Collaborating with colleagues outside of dermatology helps to maximize the chances of skin cancer not coming back, especially in rare cases of noncontiguous tumors, noted Rajiv Nijhawan, MD, director of the UTSW High Risk Skin Cancer Transplant Clinic, in Dallas, Texas.
Collaborating with colleagues outside of dermatology helps to maximize the chances of cancer not coming back, especially in rare cases of noncontiguous tumors with nerve involvement that recur after treatment. In these cases, the tumor biology is much more aggressive, noted Rajiv Nijhawan, MD, associate professor of dermatology and Mohs surgeon at UT Southwestern (UTSW) Medical Center and director of the UTSW High Risk Skin Cancer Transplant Clinic, in Dallas, Texas.
When Mohs surgery is not successful, what are next steps for treating patients?
Mohs surgery offers—honestly, for most skin cancers—a greater than 99% cure rate. And it's wonderful. If you think about cancer surgery, in general, there's no other cancer surgery that can come even close to that number of a high cure rate, and that's pretty amazing. And the reason it's so successful is because we're tracking 100% of the margin.
Lay people and people not in medicine—and even, honestly, other subspecialties within medicine—they don't realize that when other types of cancers are cut out and sent to the lab, it gets what we call “bread loaf,” meaning just little slices within it. And they just kind of look at those little slices under the microscope. But it's really just representing maybe even 0.1% of the margin or 1% of the margin, whereas with Mohs surgery, we're checking 100% of the margin. And that's the reason it's so successful.
There are times where the cancer that we're cutting out isn't what we call a contiguous tumor, meaning it's discontiguous. And so it’s just kind of jumping around. And we often see that when there's a lot of nerve involvement, where it just tracks along the nerve, but almost like skips and jumps around. And that's where our cure rates may be not as successful, and in those situations, the biology of the tumor is just a lot more aggressive when it's wrapping around nerves.

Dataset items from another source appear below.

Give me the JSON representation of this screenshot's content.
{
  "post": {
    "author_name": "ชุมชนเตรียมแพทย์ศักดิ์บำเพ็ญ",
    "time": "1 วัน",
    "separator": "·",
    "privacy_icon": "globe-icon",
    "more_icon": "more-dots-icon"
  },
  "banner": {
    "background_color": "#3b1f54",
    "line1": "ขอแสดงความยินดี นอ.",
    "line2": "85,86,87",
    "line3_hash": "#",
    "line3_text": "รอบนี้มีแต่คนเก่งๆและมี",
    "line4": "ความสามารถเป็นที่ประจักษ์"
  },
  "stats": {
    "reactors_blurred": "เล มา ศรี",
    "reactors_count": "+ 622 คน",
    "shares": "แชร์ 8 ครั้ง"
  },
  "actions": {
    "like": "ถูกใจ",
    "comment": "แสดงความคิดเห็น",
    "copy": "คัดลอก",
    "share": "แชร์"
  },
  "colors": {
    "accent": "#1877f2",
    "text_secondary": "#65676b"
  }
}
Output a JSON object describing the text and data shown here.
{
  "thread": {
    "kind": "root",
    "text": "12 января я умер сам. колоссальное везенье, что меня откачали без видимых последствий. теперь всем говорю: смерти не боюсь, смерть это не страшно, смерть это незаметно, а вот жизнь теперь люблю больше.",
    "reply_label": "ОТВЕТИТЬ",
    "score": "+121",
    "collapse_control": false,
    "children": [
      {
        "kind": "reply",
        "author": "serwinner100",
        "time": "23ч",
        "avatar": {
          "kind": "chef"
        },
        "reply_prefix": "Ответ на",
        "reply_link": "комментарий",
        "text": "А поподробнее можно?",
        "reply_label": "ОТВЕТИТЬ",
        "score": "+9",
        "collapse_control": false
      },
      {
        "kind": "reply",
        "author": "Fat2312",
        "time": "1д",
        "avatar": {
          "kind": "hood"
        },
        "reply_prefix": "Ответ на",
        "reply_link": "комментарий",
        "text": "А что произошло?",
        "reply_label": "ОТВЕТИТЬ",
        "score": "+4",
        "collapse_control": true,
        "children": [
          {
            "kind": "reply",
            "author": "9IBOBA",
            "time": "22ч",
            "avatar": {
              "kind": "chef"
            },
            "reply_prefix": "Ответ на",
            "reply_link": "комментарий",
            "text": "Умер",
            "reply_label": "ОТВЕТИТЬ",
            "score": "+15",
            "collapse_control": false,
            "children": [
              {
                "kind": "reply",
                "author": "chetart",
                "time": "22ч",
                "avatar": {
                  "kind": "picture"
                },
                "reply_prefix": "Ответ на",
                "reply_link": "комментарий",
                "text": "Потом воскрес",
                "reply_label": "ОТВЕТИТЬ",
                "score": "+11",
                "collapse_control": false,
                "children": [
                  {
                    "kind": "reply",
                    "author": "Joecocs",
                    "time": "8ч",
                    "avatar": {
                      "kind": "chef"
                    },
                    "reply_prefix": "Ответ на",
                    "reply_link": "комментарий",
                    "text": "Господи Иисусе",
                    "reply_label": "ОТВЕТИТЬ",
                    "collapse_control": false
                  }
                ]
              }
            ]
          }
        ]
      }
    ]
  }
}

We then have to rely on our colleagues in ENT surgery sometimes to see if maybe they need a lymph node biopsy or even lymph node removal.
We often rely on our colleagues in radiation oncology to add on radiation after surgery as well, what we call adjuvant radiotherapy, to kind of hopefully maximize the chance of this skin cancer not coming back again. That's where working within a team in a multidisciplinary setting is so helpful to really make sure that we're providing comprehensive care for these kinds of rare cases that are incredibly aggressive or have come back from previous treatments, etc.